The Duke laughed at Padraig's discomfort. "Ah, full of surprises. I like you. So I'll let you decide how you'll take what's yours. For surely it's the child who will bear your blood and your name, not the mother. You may leave the girl here as she is now, or you may take your son with you," the Duke gloated, certain he had found a double victory, "provided you cut him out yourself."

"I will take the child," Padraig said, without hesitation. Tears rolled silently down Molly's cheek, the Duke's magic still clamping her teeth before her tongue. Colm stared at his brother in shock and anger. "Prepare the things we've won and proven are lawfully ours already."

"A most unexpected result!

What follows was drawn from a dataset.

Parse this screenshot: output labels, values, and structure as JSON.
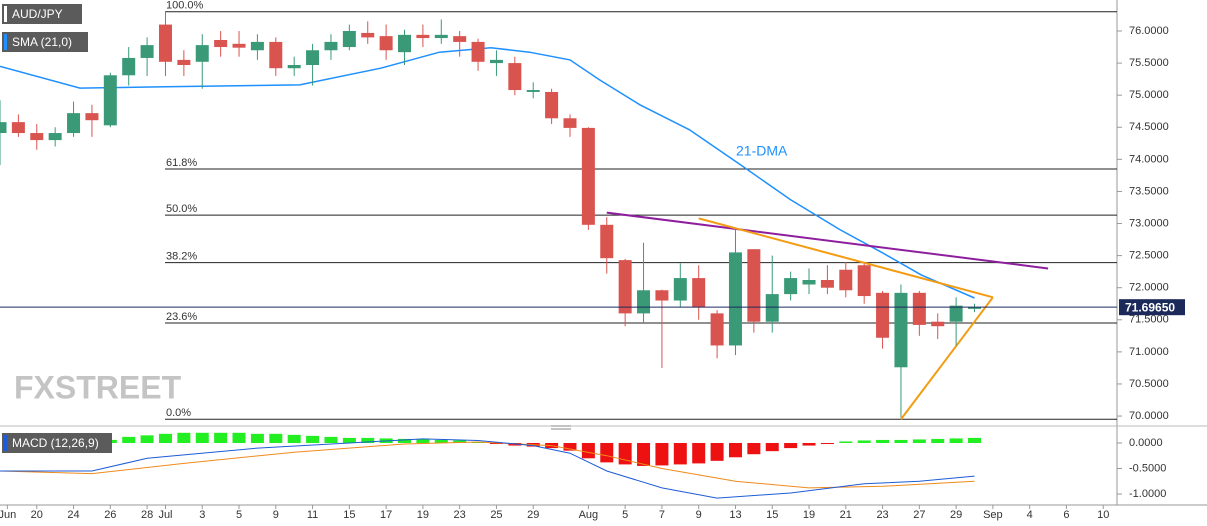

Delightful!" The Duke drew a wicked silver dagger from his belt and laid it on the table in front of Molly, then clapped his hands together. "Now, as I promised you, here is the jar that holds all the fires of the southern sky. It is yours for taking the iron ring out of my domain and bothering me with it no more."

Two servants materialized from a twilit corner of the Duke's hall carrying a lidded alabaster jar between them. It was magnificent, the surface glowing and swirling with the fires inside. Each one of them saw its usefulness when they gazed on it. No story had ever done justice to what all the fires in the southern sky actually were.

Colm saw that it was a fire like no other, one that could protect every home and every family, that when kindled in his forge would make each piece that came from it as true and strong as if they'd been made by the spirits themselves.

Night-Eater was not much for fire, but in this one he saw intelligence, that it only burned when and where it was needed. A fire like that could be used like a scalpel, both to cripple enemies and cut out what was old and sick in the world. He had seen much of both in his long life.

Padraig saw the songs and stories the fire knew, for it had never forgotten anything heard told around any campfire that had ever been. It would remember and sing back his voice after the bones of his children's children were dust.

"It is," Padraig found his mouth dry from hanging open, "it is a lovely thing, your grace, but it is not what was promised."

"What?" thundered the Duke. "Do you deny this vessel is the one that holds all the fires of the southern sky?"

"Not at all, lord. Only that what you promised was the 'vessel of greatest worth' in your realm, and this, though impressive, is not it."

"What new thing do you play at, Padraig Connelley?"

"Molly O'Barrow is the vessel of greatest worth in your realm, lord. She carries my child and she's worth more to me even than all the fires in the southern sky."

The Duke sputtered for a moment, but knew when he'd lost under the law of his own promise. "Then I must let you go with all the things I've taken, since you've won them or proven they are yours. As a show of my goodwill to your people, I will even renew the pact of the jar that I gave your ancestors, the pact Colm broke when he used it for base purposes. Place the jar in a clear spring for thirteen full moons to cleanse it from being used as an ordinary vessel, then put it away somewhere safe until you need it. It will save all who drink from it, as it did your ancestors, when the time is right and the price is paid."

"It's been so long, Duke, no one remembers what the price of using your jar is anymore," Padraig shrugged. "What will it cost us?"

"You will see when the time has come."

The Duke released Alana and Molly from the hold he had on their bodies and mouths, though his shadowy guard watched quick Alana closely as she crossed the hall to her husband.